August Job Numbers Paint Picture of Complex Recovery
16,800 more jobs in Washington were filled in mid-August, a strong showing but a slowdown from June and July. Statistics from the state Employment Security Department also show the state’s unemployment rate has settled around five percent, lower than the peaks of 2020 but slightly higher than pre-pandemic averages.
Together, economists say, the numbers indicate not a slowdown of recovery, but a tight labor market and an employment landscape that has mostly reclaimed its losses from 2020 while reflecting bigger changes among workers and employers.
“August’s job gain numbers were reasonably solid in the face of renewed health concerns,” ESD economist Paul Turek said in a statement. “But the uncertainty around the Delta variant is likely to result in an uneven labor market recovery.”
Even without the disruptions associated with coronavirus, August is traditionally a soft month for job growth, said Employment Security Department labor economist Ajsa Suljic. Because the official employment report samples the first twelve days of the month, seasonal job growth in late August won’t be shown until September’s analysis is released next month.
Statewide, Washington has recovered much of the job loss seen when the country tumbled into the COVID recession in March of last year. Looking more closely at the data, a tale of two states emerges: western Washington, where recovery has been sluggish, and eastern Washington, where recovery has been strong.
“We entered all together in this recession,” Suljic said. “But in eastern Washington, because of the base of industries, we pulled forward and ahead in job recovery.”
From August 2020 to August of this year, the Spokane metro area’s employment grew by 5.5 percent, or 31,100 new jobs.
“Those are all significant numbers,” Suljic said. “And when I compare those numbers, the losses from March [and] April last year were significant…we’re on the right track for many of these industries gaining back what they lost from COVID.”

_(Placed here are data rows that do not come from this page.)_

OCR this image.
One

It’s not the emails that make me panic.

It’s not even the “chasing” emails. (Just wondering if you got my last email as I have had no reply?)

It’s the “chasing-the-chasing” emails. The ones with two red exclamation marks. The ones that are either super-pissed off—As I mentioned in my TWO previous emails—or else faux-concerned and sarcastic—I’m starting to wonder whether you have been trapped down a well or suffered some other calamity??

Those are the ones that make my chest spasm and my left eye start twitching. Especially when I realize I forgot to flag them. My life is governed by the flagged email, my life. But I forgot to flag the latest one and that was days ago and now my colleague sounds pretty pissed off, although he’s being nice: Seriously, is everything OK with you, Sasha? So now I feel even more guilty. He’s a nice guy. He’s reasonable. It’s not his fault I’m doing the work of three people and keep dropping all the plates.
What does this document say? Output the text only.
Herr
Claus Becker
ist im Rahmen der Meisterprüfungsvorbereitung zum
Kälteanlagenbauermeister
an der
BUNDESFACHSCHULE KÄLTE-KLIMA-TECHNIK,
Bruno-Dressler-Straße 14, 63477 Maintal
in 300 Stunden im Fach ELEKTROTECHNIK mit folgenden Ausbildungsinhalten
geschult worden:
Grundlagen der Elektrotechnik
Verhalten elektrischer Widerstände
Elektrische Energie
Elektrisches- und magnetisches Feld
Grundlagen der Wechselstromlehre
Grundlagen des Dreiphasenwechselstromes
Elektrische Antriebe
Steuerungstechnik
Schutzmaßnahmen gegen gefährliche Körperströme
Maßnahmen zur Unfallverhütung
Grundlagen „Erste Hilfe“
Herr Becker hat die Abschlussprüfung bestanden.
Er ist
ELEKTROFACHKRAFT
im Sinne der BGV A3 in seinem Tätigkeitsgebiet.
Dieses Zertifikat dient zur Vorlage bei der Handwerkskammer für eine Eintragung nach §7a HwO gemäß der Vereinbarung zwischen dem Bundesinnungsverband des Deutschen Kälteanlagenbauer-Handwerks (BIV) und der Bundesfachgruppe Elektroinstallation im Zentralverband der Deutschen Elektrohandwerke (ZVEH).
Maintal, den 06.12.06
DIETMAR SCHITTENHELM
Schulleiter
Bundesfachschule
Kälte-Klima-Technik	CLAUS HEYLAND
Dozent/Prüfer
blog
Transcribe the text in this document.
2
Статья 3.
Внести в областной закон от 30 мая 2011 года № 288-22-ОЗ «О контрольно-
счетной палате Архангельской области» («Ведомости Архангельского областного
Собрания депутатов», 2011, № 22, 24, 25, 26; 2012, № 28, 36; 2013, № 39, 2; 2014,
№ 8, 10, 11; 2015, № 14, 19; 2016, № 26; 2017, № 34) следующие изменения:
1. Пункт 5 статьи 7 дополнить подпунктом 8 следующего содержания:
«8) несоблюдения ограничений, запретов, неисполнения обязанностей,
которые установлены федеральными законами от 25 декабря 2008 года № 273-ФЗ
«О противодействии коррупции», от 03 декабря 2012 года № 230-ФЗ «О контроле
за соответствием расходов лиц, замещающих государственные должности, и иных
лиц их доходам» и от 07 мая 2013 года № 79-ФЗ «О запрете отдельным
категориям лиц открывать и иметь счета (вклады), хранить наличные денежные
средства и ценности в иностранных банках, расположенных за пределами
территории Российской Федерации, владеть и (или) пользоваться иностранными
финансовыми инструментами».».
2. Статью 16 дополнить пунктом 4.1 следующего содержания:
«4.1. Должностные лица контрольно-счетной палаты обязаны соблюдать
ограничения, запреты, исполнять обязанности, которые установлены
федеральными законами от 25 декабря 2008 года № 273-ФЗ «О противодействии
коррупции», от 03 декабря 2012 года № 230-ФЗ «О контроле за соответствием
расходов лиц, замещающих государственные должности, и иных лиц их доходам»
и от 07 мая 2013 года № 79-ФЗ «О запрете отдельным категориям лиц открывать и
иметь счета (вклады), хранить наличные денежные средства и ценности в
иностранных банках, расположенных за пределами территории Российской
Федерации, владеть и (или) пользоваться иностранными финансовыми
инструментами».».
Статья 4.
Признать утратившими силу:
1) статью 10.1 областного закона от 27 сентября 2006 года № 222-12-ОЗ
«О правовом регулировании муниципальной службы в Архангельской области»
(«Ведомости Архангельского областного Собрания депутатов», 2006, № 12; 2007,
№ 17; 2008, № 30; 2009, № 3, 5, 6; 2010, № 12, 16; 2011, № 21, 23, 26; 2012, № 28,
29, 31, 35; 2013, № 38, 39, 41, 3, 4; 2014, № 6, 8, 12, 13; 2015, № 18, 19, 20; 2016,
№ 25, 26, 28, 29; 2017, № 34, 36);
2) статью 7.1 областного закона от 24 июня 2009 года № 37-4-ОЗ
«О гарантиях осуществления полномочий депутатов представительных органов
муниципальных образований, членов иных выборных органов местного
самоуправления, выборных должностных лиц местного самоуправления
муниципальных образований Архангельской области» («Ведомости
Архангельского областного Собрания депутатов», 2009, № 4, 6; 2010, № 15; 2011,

Jobless rates in Spokane, Stevens and Whitman counties this summer trended at or below pre-pandemic averages. Rates in Spokane County bottomed out at 4.2 percent in July – its lowest showing since November 1999, according to the U.S. Census Bureau. That historically low rate helps explain why so many “help wanted” signs still appear in the windows of Spokane businesses, said Ryan Herzog, an associate professor of economics at Gonzaga University.
“For the people in Spokane that are trying to find labor, it’s hard to come by,” Herzog said. “There’s not people sitting there that can’t find child care that are living off the extra pandemic assistance programs that, I think, are the narratives we’re hearing. It’s just a tight labor market. It was a tight labor market before the pandemic, it’s an even tighter labor market now.”
The unemployment rate in Pend Oreille county rose slightly in August, and Lincoln County has been trending above pre-pandemic levels all year. Ferry County’s rate has been rising since May. At eight percent, its August rate was the highest in Washington.
As Washington emerges from the immediate economic fallout of the coronavirus pandemic, longer-term issues and questions linger. Answering those questions will determine what the new normal of employment activity and trends looks like. Many employers responded to labor shortages by offering higher starting wages. But during the pandemic, many people across the country re-evaluated what they want from a job, and that will make predicting the future difficult.
“There’s always two sides to a story,” Suljic said. “There are structural changes that are happening in the business and workforce. You know, people are asking ‘How can I support my family?’ ‘Is it worth me going back to work and pay 2,000 dollars for child care?’ ‘What if I have low or no benefits?’ Companies are wondering, ‘Can I keep my doors open if I can’t find a qualified workforce?’ All these factors play many different roles on how much the work force can be engaged. And COVID really amplified that.”